Das tut er nicht, wie die Analyse von Buchhave und seinen Kollegen nun zeigt. Im Mittel besitzen die Sterne zwar die gleiche Häufigkeit an schweren Elementen wie unsere Sonne, kleinere Planeten gibt es aber auch noch bei Sternen mit bis zu einem Viertel dieser Häufigkeit. Das bedeutet, dass solche felsigen Planeten nicht nur häufiger vorkommen könnten, sondern auch früher in der kosmischen Geschichte entstehen konnten als bislang angenommen.

Die für die Planetenentstehung notwendigen Elemente sind nicht bereits beim Urknall entstanden, sondern erst im Laufe der Zeit durch Kernfusion in Sternen. Der Anteil an solchen Stoffen ist also im Verlauf der kosmischen Geschichte immer weiter angestiegen.
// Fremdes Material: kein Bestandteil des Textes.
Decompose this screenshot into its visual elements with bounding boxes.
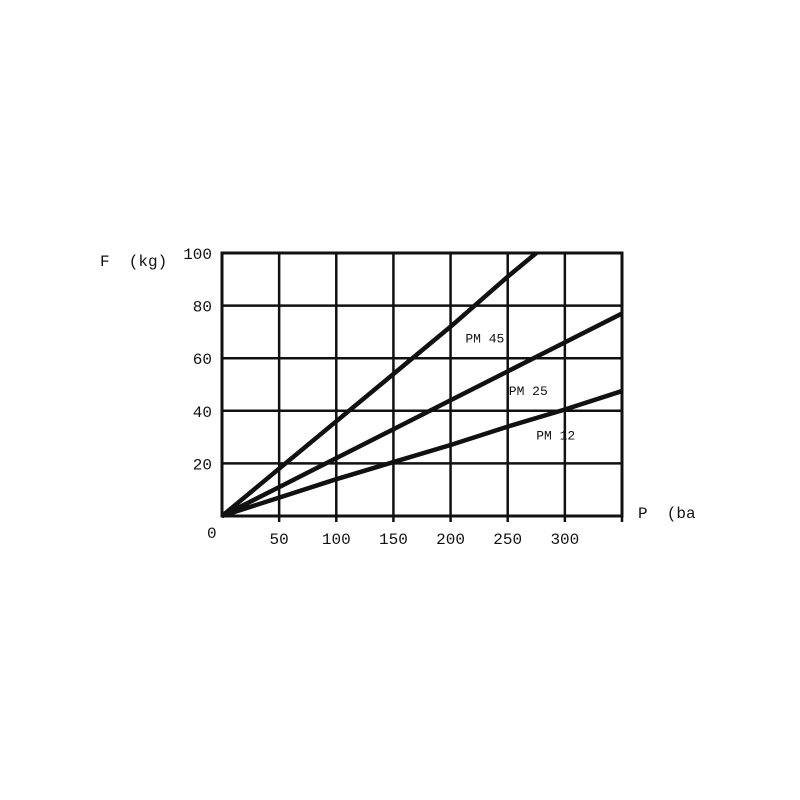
origin-label: 0 bbox=[207, 525, 217, 543]
grid bbox=[220, 251, 624, 522]
y-tick-label: 60 bbox=[193, 351, 212, 369]
x-axis-label: P (ba bbox=[638, 505, 696, 523]
x-tick-label: 200 bbox=[436, 531, 465, 549]
series-label: PM 25 bbox=[509, 384, 548, 399]
y-tick-label: 80 bbox=[193, 299, 212, 317]
x-tick-label: 50 bbox=[270, 531, 289, 549]
y-tick-label: 40 bbox=[193, 404, 212, 422]
y-tick-label: 20 bbox=[193, 456, 212, 474]
plot-frame bbox=[220, 251, 624, 518]
y-tick-label: 100 bbox=[183, 246, 212, 264]
series-label: PM 12 bbox=[536, 429, 575, 444]
series-line-pm-45 bbox=[220, 251, 538, 518]
series-lines bbox=[220, 251, 624, 519]
x-tick-label: 150 bbox=[379, 531, 408, 549]
labels: 50 100 150 200 250 300 20 40 60 80 100 PM 45 PM 25 PM… bbox=[183, 246, 579, 549]
series-line-pm-12 bbox=[221, 388, 623, 519]
x-tick-label: 100 bbox=[322, 531, 351, 549]
x-tick-label: 250 bbox=[493, 531, 522, 549]
y-axis-label: F (kg) bbox=[100, 253, 167, 271]
series-line-pm-25 bbox=[220, 311, 624, 519]
series-label: PM 45 bbox=[465, 331, 504, 346]
x-tick-label: 300 bbox=[550, 531, 579, 549]
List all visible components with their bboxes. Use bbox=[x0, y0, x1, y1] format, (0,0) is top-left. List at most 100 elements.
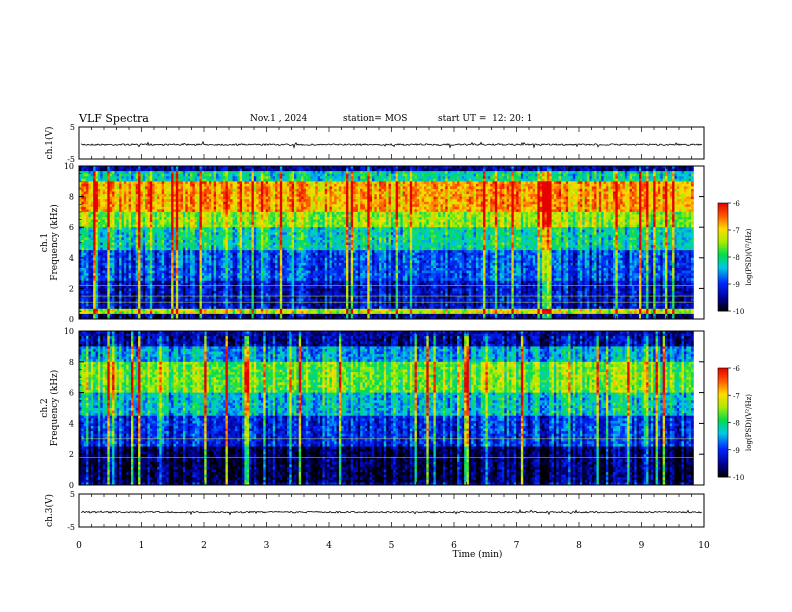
spectrogram-cell bbox=[204, 166, 207, 169]
spectrogram-cell bbox=[173, 257, 177, 261]
spectrogram-cell bbox=[237, 224, 241, 228]
spectrogram-cell bbox=[220, 234, 224, 238]
spectrogram-cell bbox=[95, 166, 99, 169]
spectrogram-cell bbox=[166, 168, 170, 172]
spectrogram-cell bbox=[97, 293, 101, 297]
spectrogram-cell bbox=[126, 211, 130, 215]
spectrogram-cell bbox=[213, 280, 217, 284]
spectrogram-cell bbox=[95, 237, 99, 241]
spectrogram-cell bbox=[197, 239, 200, 243]
spectrogram-cell bbox=[272, 303, 276, 307]
spectrogram-cell bbox=[180, 283, 184, 287]
spectrogram-cell bbox=[223, 250, 226, 254]
spectrogram-cell bbox=[185, 296, 189, 299]
spectrogram-cell bbox=[123, 206, 127, 210]
spectrogram-cell bbox=[230, 178, 233, 182]
spectrogram-cell bbox=[109, 232, 113, 236]
spectrogram-cell bbox=[173, 306, 177, 310]
spectrogram-cell bbox=[86, 270, 89, 274]
spectrogram-cell bbox=[112, 283, 115, 287]
spectrogram-cell bbox=[168, 265, 172, 269]
spectrogram-cell bbox=[100, 288, 104, 292]
spectrogram-cell bbox=[275, 186, 278, 190]
spectrogram-cell bbox=[213, 211, 217, 215]
spectrogram-cell bbox=[213, 166, 217, 169]
spectrogram-cell bbox=[128, 298, 132, 302]
spectrogram-cell bbox=[145, 283, 148, 287]
spectrogram-cell bbox=[145, 227, 148, 231]
spectrogram-cell bbox=[265, 255, 269, 259]
spectrogram-cell bbox=[197, 301, 200, 305]
spectrogram-cell bbox=[263, 194, 267, 197]
spectrogram-cell bbox=[175, 255, 179, 259]
spectrogram-cell bbox=[138, 316, 141, 320]
spectrogram-cell bbox=[97, 268, 101, 271]
spectrogram-cell bbox=[272, 206, 276, 210]
spectrogram-cell bbox=[145, 209, 148, 213]
spectrogram-cell bbox=[154, 219, 158, 223]
spectrogram-cell bbox=[130, 306, 134, 310]
spectrogram-cell bbox=[232, 245, 236, 248]
spectrogram-cell bbox=[100, 313, 104, 317]
spectrogram-cell bbox=[192, 270, 196, 274]
spectrogram-cell bbox=[156, 247, 160, 251]
spectrogram-cell bbox=[156, 204, 160, 208]
spectrogram-cell bbox=[270, 214, 274, 218]
spectrogram-cell bbox=[142, 296, 146, 299]
spectrogram-cell bbox=[237, 278, 241, 282]
spectrogram-cell bbox=[237, 308, 241, 312]
spectrogram-cell bbox=[133, 191, 137, 195]
spectrogram-cell bbox=[251, 308, 255, 312]
spectrogram-cell bbox=[135, 242, 139, 246]
spectrogram-cell bbox=[187, 176, 191, 180]
spectrogram-cell bbox=[190, 293, 193, 297]
spectrogram-cell bbox=[130, 191, 134, 195]
spectrogram-cell bbox=[256, 183, 259, 187]
spectrogram-cell bbox=[97, 247, 101, 251]
spectrogram-cell bbox=[88, 283, 92, 287]
spectrogram-cell bbox=[152, 268, 156, 271]
spectrogram-cell bbox=[149, 222, 153, 226]
spectrogram-cell bbox=[114, 166, 118, 169]
spectrogram-cell bbox=[140, 217, 144, 220]
spectrogram-cell bbox=[190, 245, 193, 248]
spectrogram-cell bbox=[95, 316, 99, 320]
spectrogram-cell bbox=[187, 171, 191, 175]
spectrogram-cell bbox=[128, 217, 132, 220]
spectrogram-cell bbox=[166, 219, 170, 223]
spectrogram-cell bbox=[79, 237, 82, 241]
spectrogram-cell bbox=[225, 171, 229, 175]
spectrogram-cell bbox=[251, 293, 255, 297]
spectrogram-cell bbox=[133, 173, 137, 177]
spectrogram-cell bbox=[178, 191, 182, 195]
spectrogram-cell bbox=[216, 268, 219, 271]
spectrogram-cell bbox=[258, 273, 262, 277]
spectrogram-cell bbox=[130, 214, 134, 218]
spectrogram-cell bbox=[178, 273, 182, 277]
spectrogram-cell bbox=[159, 206, 163, 210]
spectrogram-cell bbox=[275, 171, 278, 175]
spectrogram-cell bbox=[239, 252, 243, 256]
spectrogram-cell bbox=[260, 301, 264, 305]
spectrogram-cell bbox=[216, 222, 219, 226]
spectrogram-cell bbox=[168, 178, 172, 182]
spectrogram-cell bbox=[90, 308, 94, 312]
spectrogram-cell bbox=[79, 311, 82, 315]
spectrogram-cell bbox=[223, 171, 226, 175]
spectrogram-cell bbox=[168, 242, 172, 246]
spectrogram-cell bbox=[185, 303, 189, 307]
spectrogram-cell bbox=[123, 201, 127, 205]
spectrogram-cell bbox=[121, 214, 125, 218]
spectrogram-cell bbox=[216, 217, 219, 220]
spectrogram-cell bbox=[173, 166, 177, 169]
spectrogram-cell bbox=[270, 194, 274, 197]
spectrogram-cell bbox=[208, 232, 212, 236]
spectrogram-cell bbox=[121, 280, 125, 284]
spectrogram-cell bbox=[197, 250, 200, 254]
spectrogram-cell bbox=[242, 316, 245, 320]
spectrogram-cell bbox=[123, 285, 127, 289]
spectrogram-cell bbox=[140, 201, 144, 205]
spectrogram-cell bbox=[112, 288, 115, 292]
spectrogram-cell bbox=[199, 316, 203, 320]
spectrogram-cell bbox=[116, 247, 120, 251]
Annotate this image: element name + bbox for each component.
Die Beobachtungen von Buchhave und seinem Team zeigen, dass es möglicherweise schon wenige Milliarden Jahre nach dem Urknall felsige Planeten und damit vielleicht auch Leben im Kosmos gegeben haben könnte.

 

Lebensspuren und galaktische Reisen

Künftige Weltraumteleskope könnten einen direkten Nachweis von Leben auf fernen Planeten möglich machen. Biologische Prozesse verändern die Atmosphäre eines Planeten – sie gerät aus dem chemischen Gleichgewicht. So könnte ein hoher Sauerstoffanteil wie bei der irdischen Lufthülle ein Zeichen für eine belebte Welt sein. Vielleicht können die Astronomen in einigen Jahrzehnten sogar intelligentes Leben auf einer fernen Welt nachweisen - wenn nämlich die Außerirdischen genau wie wir Erdenmenschen ihre Atmosphäre mit künstlich erzeugten Giftstoffen verschmutzen und diese Giftstoffe ihre Spuren in der Strahlung des Planeten hinterlassen.

Reisen zu solchen bewohnten Welten – oder Besuche von dort – bleiben dagegen wohl für immer Utopie. Denn solche Reisen verschlingen nicht nur Unmengen an Energie, es dauert auch Jahrhunderte, die unvorstellbaren Entfernungen zu überwinden. Und schon die Tatsache, dass es vermutlich eine gewaltige Zahl lebensfreundlicher Planeten in der Milchstraße gibt, aber keinerlei Anzeichen für fortschrittliche, interstellare Raumfahrt betreibende Zivilisationen, spricht für die Unüberwindlichkeit des Raumes zwischen den Sternen.